Achieving meaningful results of that nature requires genuine buy-in and engagement from multiple internal stakeholders, including the chief nursing officer, the chief finance officer, human resources leaders, schedulers, and frontline nursing staff. Initial meetings might help each department understand how their counterparts traditionally perceive and measure staffing and can also help ensure appropriate staffing levels have been met.

For example, while members of the finance department might view staffing through the lens of a given number of FTEs in a unit, frontline staff are more likely to focus on the number of patients they see in a given day. And the chief nursing officer often ends up mediating between both groups.

When optimization efforts are inclusive of a wide range of viewpoints and needs, they can deliver results that satisfy multiple internal stakeholders. Finance leaders might appreciate greater alignment between projecting staffing budgets and actual results, while frontline nurses may enjoy greater predictability in the day-to-day staffing of their particular units. Ideally, workforce optimization can help organizations adapt and thrive in an ever-shifting environment, and achieve results ranging from improved financial performance to a more engaged clinical staff.

Pitfalls

  • Using the midnight census to determine demand
  • Falling back on long-held beliefs about staff work preferences
  • Allowing siloed departments to view results too granularly

Best Practices

  • Optimizing scheduling with more timely data
  • Adjusting staffing approach to reflect preferences of Millennials and Generation Z
  • Team-based approach engaging nursing, finance, and human resources

The Future of Cost Reduction: Making Tough Decisions About Existing Facilities
The future environment for hospitals and health systems remains uncertain. Well-financed technology companies and retailers press forward with new, consumer-friendly care models, while public and private payers and employers put increasing pressure on hospitals to control costs and maximize quality.

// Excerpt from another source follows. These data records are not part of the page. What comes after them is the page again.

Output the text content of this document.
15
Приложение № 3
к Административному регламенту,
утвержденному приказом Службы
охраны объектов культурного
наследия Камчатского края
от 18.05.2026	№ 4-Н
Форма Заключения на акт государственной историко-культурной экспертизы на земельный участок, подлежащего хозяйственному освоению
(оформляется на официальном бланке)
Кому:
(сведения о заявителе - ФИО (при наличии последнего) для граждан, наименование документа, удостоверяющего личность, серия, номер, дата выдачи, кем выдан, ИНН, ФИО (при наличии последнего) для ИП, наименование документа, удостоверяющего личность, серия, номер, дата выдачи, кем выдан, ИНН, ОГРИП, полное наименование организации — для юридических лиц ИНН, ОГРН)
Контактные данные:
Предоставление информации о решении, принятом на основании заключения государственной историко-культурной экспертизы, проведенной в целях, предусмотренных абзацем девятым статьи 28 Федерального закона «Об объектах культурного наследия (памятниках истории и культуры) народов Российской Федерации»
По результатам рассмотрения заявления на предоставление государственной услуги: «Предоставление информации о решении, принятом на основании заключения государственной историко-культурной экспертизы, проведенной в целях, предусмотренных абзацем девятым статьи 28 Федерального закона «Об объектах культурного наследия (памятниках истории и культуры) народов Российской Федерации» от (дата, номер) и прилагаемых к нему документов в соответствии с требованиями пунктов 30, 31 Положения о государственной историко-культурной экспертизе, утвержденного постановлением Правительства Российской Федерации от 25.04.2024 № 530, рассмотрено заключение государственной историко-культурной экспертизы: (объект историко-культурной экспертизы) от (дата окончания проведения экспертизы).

To sustain operations in the new environment, hospitals and health systems must press forward with comprehensive, integrated cost reduction efforts that set realistic targets, truly engage all facets of operations, and are designed for long-term continuous improvement.

But simply focusing on clinical variation, workforce optimization, and supply chain improvements is no longer enough to support the investments needed to take on new competitors and adjust to increasing payment pressures.

Hospital and health system leaders must also take on the difficult challenge of assessing whether their facilities are still providing value – or whether the changing environment necessitates possible facility closures. According to a 2018 study by the American Hospital Directory, there are 13 states in which average hospital occupancy rates for urban hospitals were 50 to 60 percent, and 28 states in which average occupancy rates for rural hospitals were 40 percent or less. These averages mask even greater variation from facility to facility within smaller areas.

While traditional cost-reduction efforts remain vital, the ability to make tough decisions about facilities that are no longer creating necessary healthcare value is essential to maintaining relevance in a competitive and rapidly shifting industry.